Avignon (AFP)

British choreographer star Akram Khan, a guest at the Avignon Festival, has transformed a fragment of the Mesopotamian epic of Gilgamesh into a dark dance show meant to sound an alarm over the destruction of the environment.

The Palace of the Popes' courtyard, which traditionally hosts a play at the opening of the prestigious festival, gives way to choreography towards the end of the event.

In the scenography imagined for "Outwitting the Devil", the palace of the popes has been transformed for an hour and a half in the city of Uruk, in ancient Mesopotamia, of which Gilgamesh would have been the king (the site is in the south of present Iraq).

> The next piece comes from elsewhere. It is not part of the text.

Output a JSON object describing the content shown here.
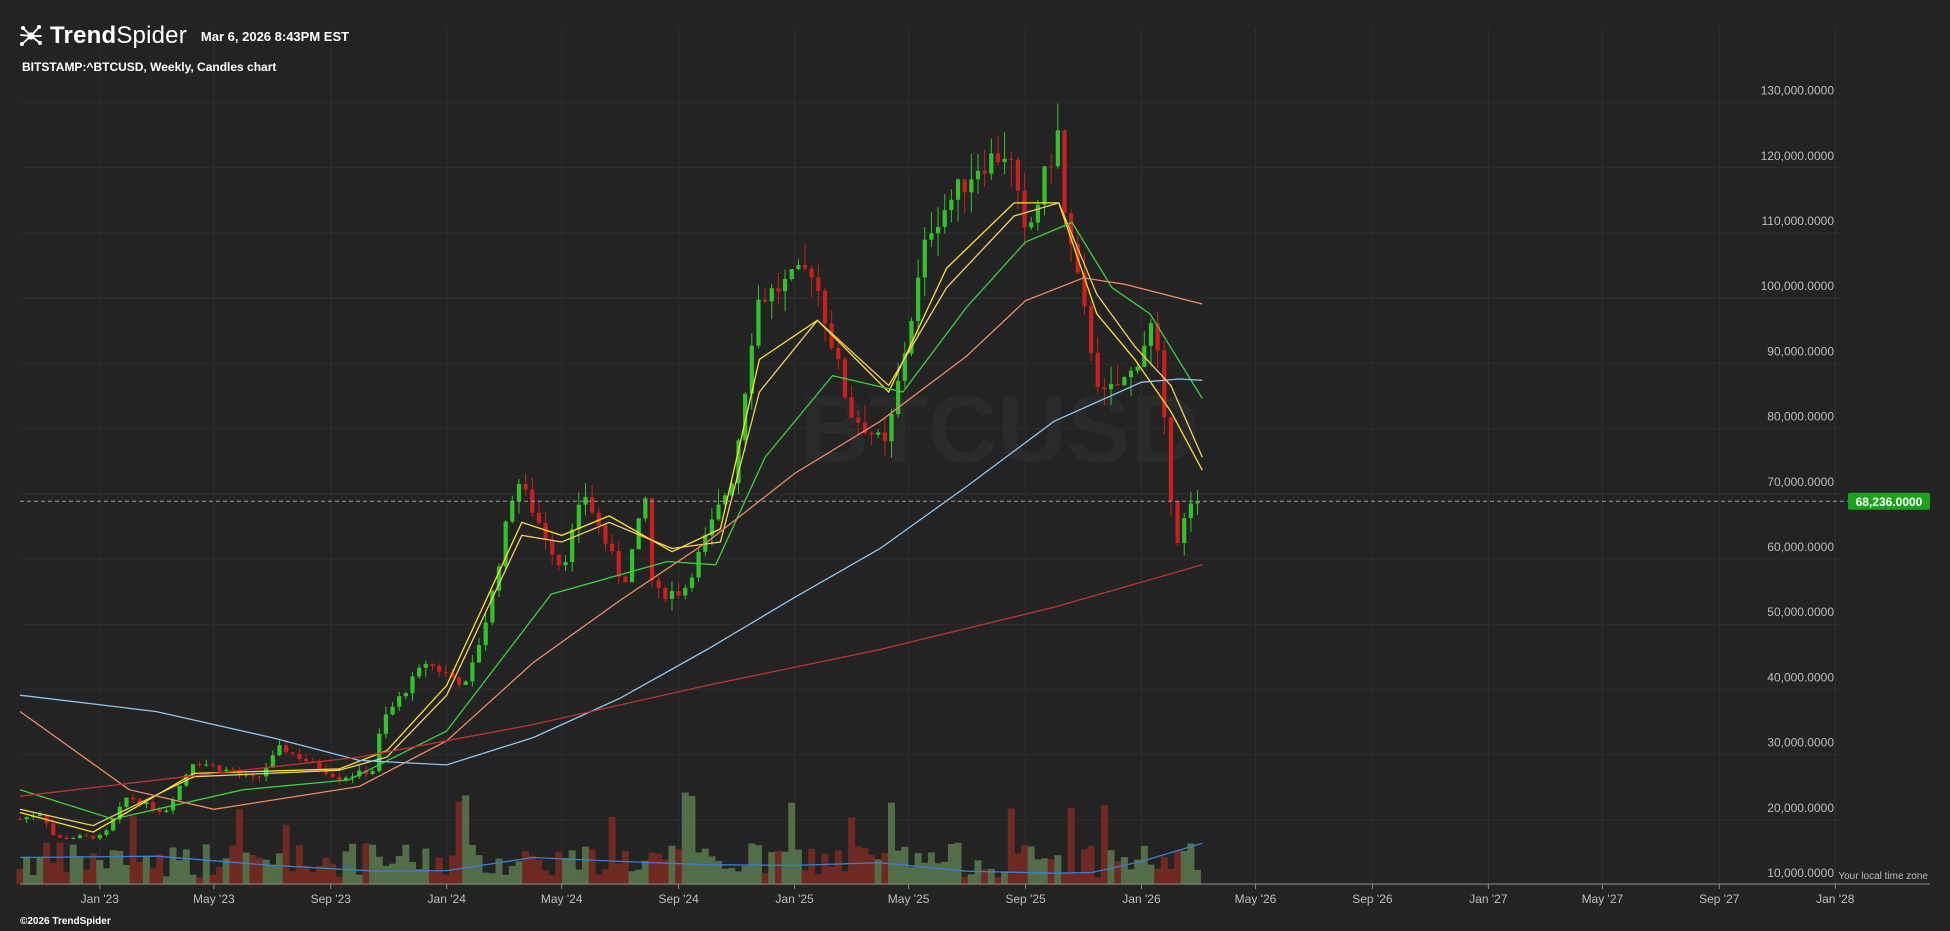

Akram Khan, known for fusing contemporary dance with the Indian kathak, has returned to this same style in the show performed by six dancers.

Their movements evoke tribal, ritual dances meant to exorcise the devil. Smoke, various sounds, and especially bodies sometimes immobilized as in Mesopotamian sculptures, sometimes moving like felines, give the whole, sometimes repetitive, a deliberately primitive character.

The devil, according to Akram Khan's interpretation, is only the man himself who kills and destroys the environment: in legend, Gilgamesh assassinates Humbaba, guardian of the Cedar Forest of Lebanon.

The destruction of the forest and its animals fuels the anger of the gods who punish Gilgamesh by killing his friend Enkidu, confronting him with human mortality.

"I always thought that my work was consciously apolitical (...) but we are thinking about the future, what we leave behind for our children," wrote Akram Khan in the note of intent.